So, maybe this is how you really do it. If you were alive and cogent in the '60s and '70s you don't have to think hard to remember the protests that washed over the nation - night after night of unadulterated fury from college campuses and cities across America, coming to you through your black and white TV.

Those protests were loud, often crass, fueled by anthems. They were rage personified, rage over the escalating body counts in Vietnam, the violence that erupted over civil rights and the abject denial of women's rights.

And while they were undeniably effective in helping eventually turn the tide of public opinion against the war, they also created a polarization among Americans that lasted for more than a decade.

The students at Parkland and at high schools in the suburbs and around the country are angry, too. Though not to the level of Vietnam, they too have unacceptable body counts. They too are up against an entrenched bureaucracy where people have too much to lose to get behind the idea of change.

So why is it so different this time?

For one, they haven't caused the polarization that has gripped the nation. They have inherited it. And to a large degree they are going to have to work within it. They seem to understand that progress comes in many small victories, and that in winning the day against assault rifles perhaps millions of people who disagree with them don't have to go home as losers.

And that includes the many smart, committed teens who look at the problem of kids as targets differently and either didn't join the protests or demonstrated for alternative solutions.

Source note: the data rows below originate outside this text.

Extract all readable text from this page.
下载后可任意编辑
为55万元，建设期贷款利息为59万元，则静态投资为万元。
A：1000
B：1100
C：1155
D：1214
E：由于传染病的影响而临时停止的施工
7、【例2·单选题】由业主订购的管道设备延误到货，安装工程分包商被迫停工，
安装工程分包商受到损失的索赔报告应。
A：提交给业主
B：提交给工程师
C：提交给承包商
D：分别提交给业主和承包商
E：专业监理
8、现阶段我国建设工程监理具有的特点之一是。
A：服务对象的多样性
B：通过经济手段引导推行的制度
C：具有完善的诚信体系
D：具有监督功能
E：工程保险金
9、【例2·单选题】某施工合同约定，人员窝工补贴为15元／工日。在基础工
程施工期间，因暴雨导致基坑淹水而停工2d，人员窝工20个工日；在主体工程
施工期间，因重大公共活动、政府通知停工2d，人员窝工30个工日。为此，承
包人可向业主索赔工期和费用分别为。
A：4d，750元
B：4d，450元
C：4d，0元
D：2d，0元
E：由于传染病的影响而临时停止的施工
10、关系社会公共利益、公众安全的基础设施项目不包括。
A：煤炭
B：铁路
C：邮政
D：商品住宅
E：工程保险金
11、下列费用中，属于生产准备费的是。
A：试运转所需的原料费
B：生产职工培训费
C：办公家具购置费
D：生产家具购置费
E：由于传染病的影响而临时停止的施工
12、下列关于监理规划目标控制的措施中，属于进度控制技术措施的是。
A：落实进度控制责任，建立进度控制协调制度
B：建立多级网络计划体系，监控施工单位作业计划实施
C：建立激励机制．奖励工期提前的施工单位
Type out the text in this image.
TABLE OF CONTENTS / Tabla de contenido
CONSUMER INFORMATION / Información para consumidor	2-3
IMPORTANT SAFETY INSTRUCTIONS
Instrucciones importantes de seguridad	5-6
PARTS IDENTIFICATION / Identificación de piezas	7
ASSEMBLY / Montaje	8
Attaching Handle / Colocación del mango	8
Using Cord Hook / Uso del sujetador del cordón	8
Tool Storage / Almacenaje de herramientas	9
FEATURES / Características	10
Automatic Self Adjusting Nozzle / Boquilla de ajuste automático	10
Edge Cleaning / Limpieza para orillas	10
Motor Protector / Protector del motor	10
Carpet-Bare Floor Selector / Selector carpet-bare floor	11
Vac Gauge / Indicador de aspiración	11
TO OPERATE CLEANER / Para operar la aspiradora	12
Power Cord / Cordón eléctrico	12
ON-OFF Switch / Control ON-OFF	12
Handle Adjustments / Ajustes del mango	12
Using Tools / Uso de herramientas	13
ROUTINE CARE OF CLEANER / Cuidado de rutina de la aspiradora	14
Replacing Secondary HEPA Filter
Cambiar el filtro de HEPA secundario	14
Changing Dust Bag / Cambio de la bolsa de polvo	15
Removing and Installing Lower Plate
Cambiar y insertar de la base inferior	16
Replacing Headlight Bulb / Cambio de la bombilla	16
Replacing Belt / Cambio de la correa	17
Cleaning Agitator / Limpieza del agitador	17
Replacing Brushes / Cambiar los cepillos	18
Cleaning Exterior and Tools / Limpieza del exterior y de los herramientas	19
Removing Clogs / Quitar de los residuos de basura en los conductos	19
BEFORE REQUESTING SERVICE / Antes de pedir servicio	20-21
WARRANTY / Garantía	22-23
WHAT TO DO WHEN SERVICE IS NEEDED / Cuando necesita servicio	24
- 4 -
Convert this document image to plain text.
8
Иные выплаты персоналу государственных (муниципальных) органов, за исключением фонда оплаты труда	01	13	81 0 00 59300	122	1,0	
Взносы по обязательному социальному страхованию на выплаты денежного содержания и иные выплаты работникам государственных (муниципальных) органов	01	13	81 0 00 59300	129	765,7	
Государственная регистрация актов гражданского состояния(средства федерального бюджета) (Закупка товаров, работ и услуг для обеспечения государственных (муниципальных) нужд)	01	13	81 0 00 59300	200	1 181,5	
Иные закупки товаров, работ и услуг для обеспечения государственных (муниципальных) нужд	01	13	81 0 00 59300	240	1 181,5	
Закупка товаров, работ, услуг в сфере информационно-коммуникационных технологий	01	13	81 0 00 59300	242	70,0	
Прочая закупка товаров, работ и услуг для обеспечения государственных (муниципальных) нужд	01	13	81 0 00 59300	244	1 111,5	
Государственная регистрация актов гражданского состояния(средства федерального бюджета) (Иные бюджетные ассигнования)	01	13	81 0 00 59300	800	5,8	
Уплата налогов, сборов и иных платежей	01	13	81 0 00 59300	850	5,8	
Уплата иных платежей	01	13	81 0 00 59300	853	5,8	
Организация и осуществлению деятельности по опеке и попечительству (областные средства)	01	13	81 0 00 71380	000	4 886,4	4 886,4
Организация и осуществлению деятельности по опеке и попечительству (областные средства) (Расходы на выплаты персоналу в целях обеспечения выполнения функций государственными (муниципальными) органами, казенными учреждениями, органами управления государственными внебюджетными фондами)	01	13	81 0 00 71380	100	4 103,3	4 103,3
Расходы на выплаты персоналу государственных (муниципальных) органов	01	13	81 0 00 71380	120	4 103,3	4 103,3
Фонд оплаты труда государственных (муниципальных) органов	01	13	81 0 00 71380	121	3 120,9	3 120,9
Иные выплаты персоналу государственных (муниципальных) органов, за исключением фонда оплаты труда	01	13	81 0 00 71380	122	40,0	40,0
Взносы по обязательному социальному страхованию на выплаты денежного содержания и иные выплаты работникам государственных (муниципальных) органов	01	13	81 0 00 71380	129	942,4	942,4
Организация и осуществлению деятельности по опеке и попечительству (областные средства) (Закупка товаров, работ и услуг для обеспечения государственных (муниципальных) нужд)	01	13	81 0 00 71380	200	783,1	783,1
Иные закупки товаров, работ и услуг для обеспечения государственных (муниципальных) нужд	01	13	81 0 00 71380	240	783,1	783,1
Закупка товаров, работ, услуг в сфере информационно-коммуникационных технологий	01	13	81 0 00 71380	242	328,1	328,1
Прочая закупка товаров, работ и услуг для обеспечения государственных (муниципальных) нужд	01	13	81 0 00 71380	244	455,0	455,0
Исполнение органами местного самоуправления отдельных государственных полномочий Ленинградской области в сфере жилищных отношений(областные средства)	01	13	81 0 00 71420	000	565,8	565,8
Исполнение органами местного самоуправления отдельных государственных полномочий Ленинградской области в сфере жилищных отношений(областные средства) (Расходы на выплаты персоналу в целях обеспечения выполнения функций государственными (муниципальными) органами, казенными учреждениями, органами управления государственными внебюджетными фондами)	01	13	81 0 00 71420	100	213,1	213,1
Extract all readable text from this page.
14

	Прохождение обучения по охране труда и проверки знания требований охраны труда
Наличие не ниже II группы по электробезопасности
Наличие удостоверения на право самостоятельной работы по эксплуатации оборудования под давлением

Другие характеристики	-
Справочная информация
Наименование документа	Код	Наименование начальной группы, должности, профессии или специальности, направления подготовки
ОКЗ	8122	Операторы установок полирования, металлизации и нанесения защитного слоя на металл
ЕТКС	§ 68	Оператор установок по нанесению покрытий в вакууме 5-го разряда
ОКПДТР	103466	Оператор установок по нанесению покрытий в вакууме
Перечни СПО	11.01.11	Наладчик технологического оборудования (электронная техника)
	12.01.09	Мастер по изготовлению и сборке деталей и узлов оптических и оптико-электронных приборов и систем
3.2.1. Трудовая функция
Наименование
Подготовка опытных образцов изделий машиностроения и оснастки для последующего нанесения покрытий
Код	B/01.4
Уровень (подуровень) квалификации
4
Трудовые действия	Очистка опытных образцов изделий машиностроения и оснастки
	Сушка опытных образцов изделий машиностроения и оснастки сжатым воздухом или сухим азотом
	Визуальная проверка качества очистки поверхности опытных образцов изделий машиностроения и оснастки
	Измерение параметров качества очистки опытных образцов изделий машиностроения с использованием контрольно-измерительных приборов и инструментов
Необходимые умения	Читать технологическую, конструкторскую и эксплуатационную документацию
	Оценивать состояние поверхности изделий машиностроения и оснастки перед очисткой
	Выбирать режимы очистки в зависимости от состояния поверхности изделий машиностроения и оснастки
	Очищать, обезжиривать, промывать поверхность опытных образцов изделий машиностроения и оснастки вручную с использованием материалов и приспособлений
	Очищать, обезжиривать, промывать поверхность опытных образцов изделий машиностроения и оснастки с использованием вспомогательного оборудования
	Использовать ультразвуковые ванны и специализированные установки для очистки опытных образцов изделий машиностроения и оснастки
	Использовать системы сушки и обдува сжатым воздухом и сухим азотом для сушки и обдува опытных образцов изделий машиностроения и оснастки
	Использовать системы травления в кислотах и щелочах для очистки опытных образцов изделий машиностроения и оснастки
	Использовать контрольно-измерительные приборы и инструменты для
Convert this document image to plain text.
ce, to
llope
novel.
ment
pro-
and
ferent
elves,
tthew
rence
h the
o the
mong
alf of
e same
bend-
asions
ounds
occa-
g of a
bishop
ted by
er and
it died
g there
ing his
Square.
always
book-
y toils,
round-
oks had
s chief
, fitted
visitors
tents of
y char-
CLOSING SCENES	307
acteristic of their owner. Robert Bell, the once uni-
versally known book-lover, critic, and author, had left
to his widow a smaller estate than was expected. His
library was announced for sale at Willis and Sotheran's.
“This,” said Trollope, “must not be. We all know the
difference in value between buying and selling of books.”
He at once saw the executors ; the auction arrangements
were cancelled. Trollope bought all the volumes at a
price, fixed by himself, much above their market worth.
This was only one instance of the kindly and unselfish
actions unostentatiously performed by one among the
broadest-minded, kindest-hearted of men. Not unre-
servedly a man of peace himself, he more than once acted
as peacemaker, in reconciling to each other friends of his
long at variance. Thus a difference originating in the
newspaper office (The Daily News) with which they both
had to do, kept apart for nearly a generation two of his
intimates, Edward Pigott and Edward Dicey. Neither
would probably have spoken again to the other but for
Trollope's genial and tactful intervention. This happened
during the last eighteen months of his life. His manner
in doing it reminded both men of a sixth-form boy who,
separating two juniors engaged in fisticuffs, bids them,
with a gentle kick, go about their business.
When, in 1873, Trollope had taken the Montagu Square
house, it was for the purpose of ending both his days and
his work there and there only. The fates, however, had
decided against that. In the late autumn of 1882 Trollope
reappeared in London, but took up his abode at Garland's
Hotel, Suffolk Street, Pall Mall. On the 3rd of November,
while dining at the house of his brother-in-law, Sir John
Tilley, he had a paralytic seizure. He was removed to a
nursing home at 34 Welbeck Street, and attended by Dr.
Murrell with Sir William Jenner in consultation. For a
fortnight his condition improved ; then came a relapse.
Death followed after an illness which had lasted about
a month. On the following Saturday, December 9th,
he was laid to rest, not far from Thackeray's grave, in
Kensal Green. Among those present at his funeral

And there's something else at work here. Watching these calm, collected kids organize protests and refuse to be cowed by the powerful forces against them is, well, humbling and not a little awe-inspiring. On Wednesday, we saw more of that on a much larger stage - teens who walked out of school for 17 minutes, expressing themselves in a focused, well-organized way and, in many cases, accepting the consequences for their acts of civil disobedience.

Are they passionate? Are they angry? Yes and yes. Are they also clear and concise and able to think past today's protest toward the bigger prize down the road? Yes, they are.

Maybe the biggest legacy these kids will leave us is in changing the rules of engagement - where dissent is something higher than the frantic, profane bullying that takes place on Facebook and other social media.

Maybe the times really are changing, again, and for the better.